Partitioned tables requires periodic maintenance - creation of new partitions and deletion of obsolete. If last partition key has been set as sample to ‘01 jan 2011’, this means that data with date below but not including 1 january 2011 but not including this date can be inserted in such partition. If date exceeds key of last partition - insert will fail. ‘MAXVALUE’ can be specified as last partition key - this means that partition has no upper limit. In all cases - periodic partition maintenance with partitions created in advance is the best way.

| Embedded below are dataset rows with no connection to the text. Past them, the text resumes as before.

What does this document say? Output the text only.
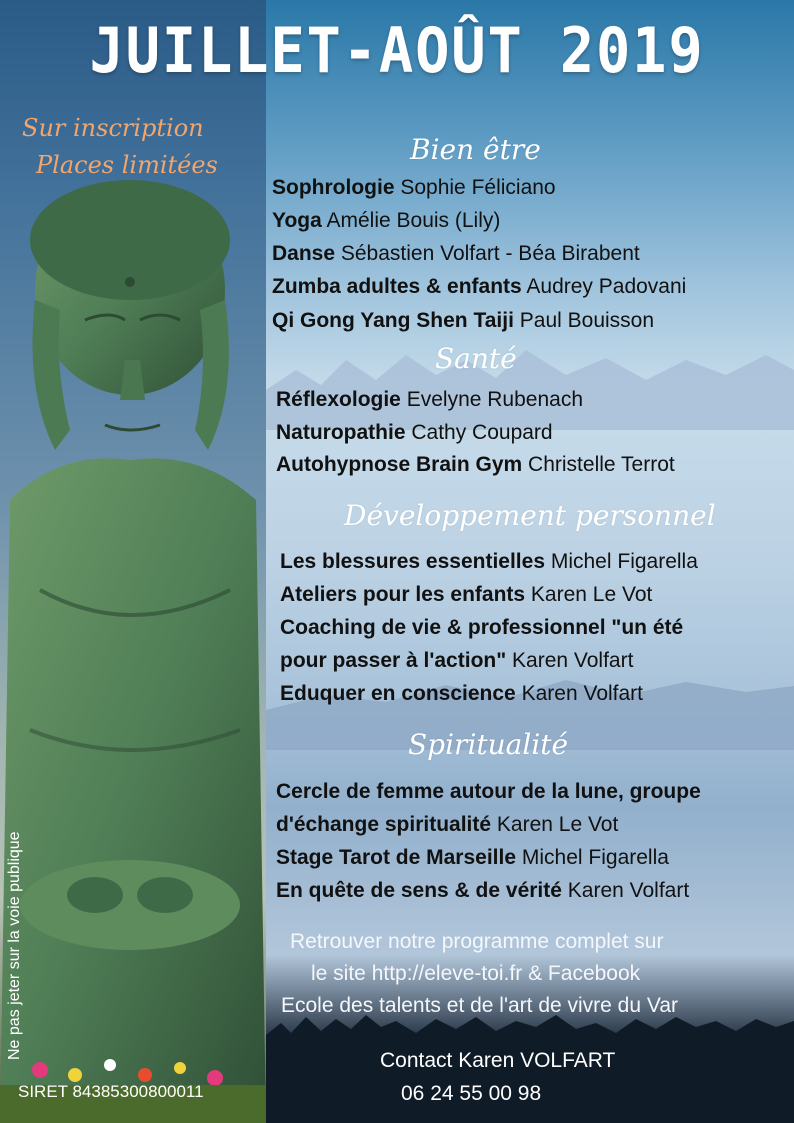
JUILLET-AOÛT 2019
Sur inscription
Places limitées	Bien être
Sophrologie Sophie Féliciano
Yoga Amélie Bouis (Lily)
Danse Sébastien Volfart - Béa Birabent
Zumba adultes & enfants Audrey Padovani
Qi Gong Yang Shen Taiji Paul Bouisson
Santé
Réflexologie Evelyne Rubenach
Naturopathie Cathy Coupard
Autohypnose Brain Gym Christelle Terrot
Développement personnel
Les blessures essentielles Michel Figarella
Ateliers pour les enfants Karen Le Vot
Coaching de vie & professionnel "un été
pour passer à l'action" Karen Volfart
Eduquer en conscience Karen Volfart
Spiritualité
Cercle de femme autour de la lune, groupe
d'échange spiritualité Karen Le Vot
Stage Tarot de Marseille Michel Figarella
En quête de sens & de vérité Karen Volfart
Retrouver notre programme complet sur
le site http://eleve-toi.fr & Facebook
Ecole des talents et de l'art de vivre du Var
Contact Karen VOLFART
06 24 55 00 98
Ne pas jeter sur la voie publique
SIRET 84385300800011
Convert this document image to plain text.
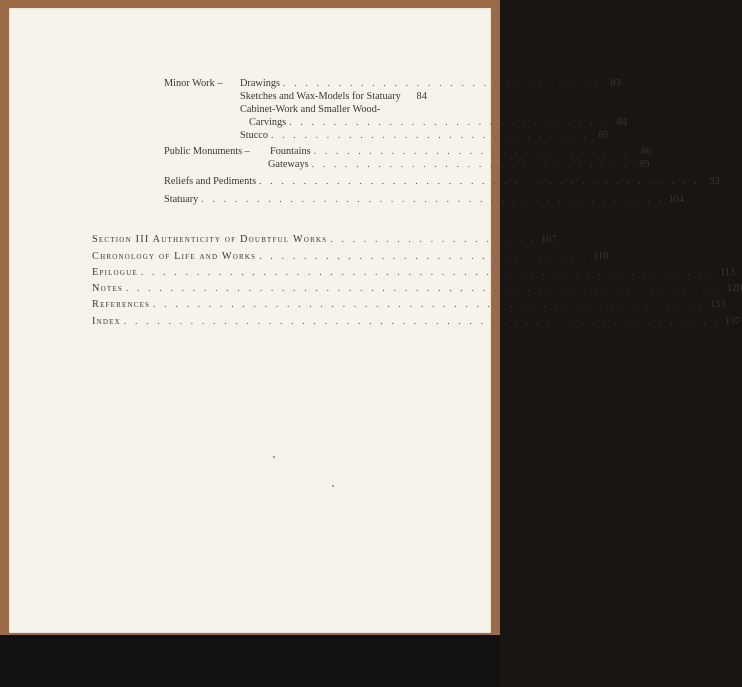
Minor Work – Drawings . . . . . . . . . . . . . . . . . . . . . . . . . . . . . 83
Sketches and Wax-Models for Statuary	84
Cabinet-Work and Smaller Wood-
Carvings . . . . . . . . . . . . . . . . . . . . . . . . . . . . . 84
Stucco . . . . . . . . . . . . . . . . . . . . . . . . . . . . . 85
Public Monuments – Fountains . . . . . . . . . . . . . . . . . . . . . . . . . . . . . 86
Gateways . . . . . . . . . . . . . . . . . . . . . . . . . . . . . 89
Reliefs and Pediments . . . . . . . . . . . . . . . . . . . . . . . . . . . . . . . . . . . . . . . . 93
Statuary . . . . . . . . . . . . . . . . . . . . . . . . . . . . . . . . . . . . . . . . . . 104
Section III Authenticity of Doubtful Works . . . . . . . . . . . . . . . . . . . 107
Chronology of Life and Works . . . . . . . . . . . . . . . . . . . . . . . . . . . . . . 110
Epilogue . . . . . . . . . . . . . . . . . . . . . . . . . . . . . . . . . . . . . . . . . . . . . . . . . . . . 113
Notes . . . . . . . . . . . . . . . . . . . . . . . . . . . . . . . . . . . . . . . . . . . . . . . . . . . . . . 120
References . . . . . . . . . . . . . . . . . . . . . . . . . . . . . . . . . . . . . . . . . . . . . . . . . . 133
Index . . . . . . . . . . . . . . . . . . . . . . . . . . . . . . . . . . . . . . . . . . . . . . . . . . . . . . 137
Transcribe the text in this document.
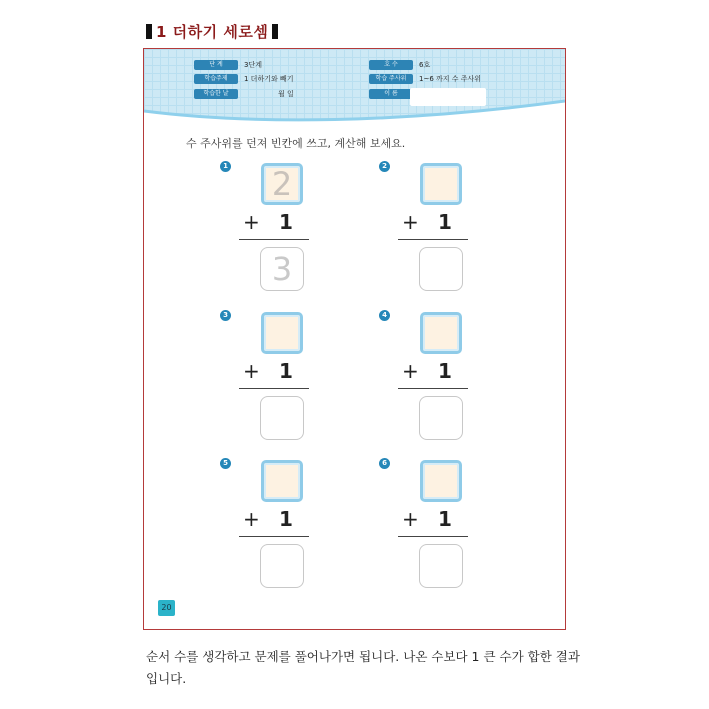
1 더하기 세로셈
단 계	3단계
학습주제	1 더하기와 빼기
학습한 날	월 일
호 수	6호
학습 주사위	1~6 까지 수 주사위
이 름
수 주사위를 던져 빈칸에 쓰고, 계산해 보세요.
1	2
+ 1
3
2
+ 1
3
+ 1
4
+ 1
5
+ 1
6
+ 1
20
순서 수를 생각하고 문제를 풀어나가면 됩니다. 나온 수보다 1 큰 수가 합한 결과입니다.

Partitioned tables can be easily managed:
If we want to append partition for next year in case of last partition has MAXVALUE, then we should split last partition into new ones:
---
alter table members reorganize partition p4 into (partition y1999 values less than (2000), partition y2000 values less than (maxvalue));
---
In case, when last partition has fixed date, then new partitions can be simply added:
---
alter table members add partition (partition y2001 values less than (2002), partition y2002 values less than (2003));
---
Unwanted data can be easily dropped without excessive CPU and DISK load, because of partition deletion is a DDL construction. Lets delete partition that holds members before 1960 year:
---
alter table members drop partition p0;
---
In conclusion: using partitioning greatly help to reduce CPU and disk load during historic data management. Regular operations such as data inserts and select is also have benefits, because of B-Tree indexes has less height among with reduced data fragmentation. Partitioned table can grow almost unlimited.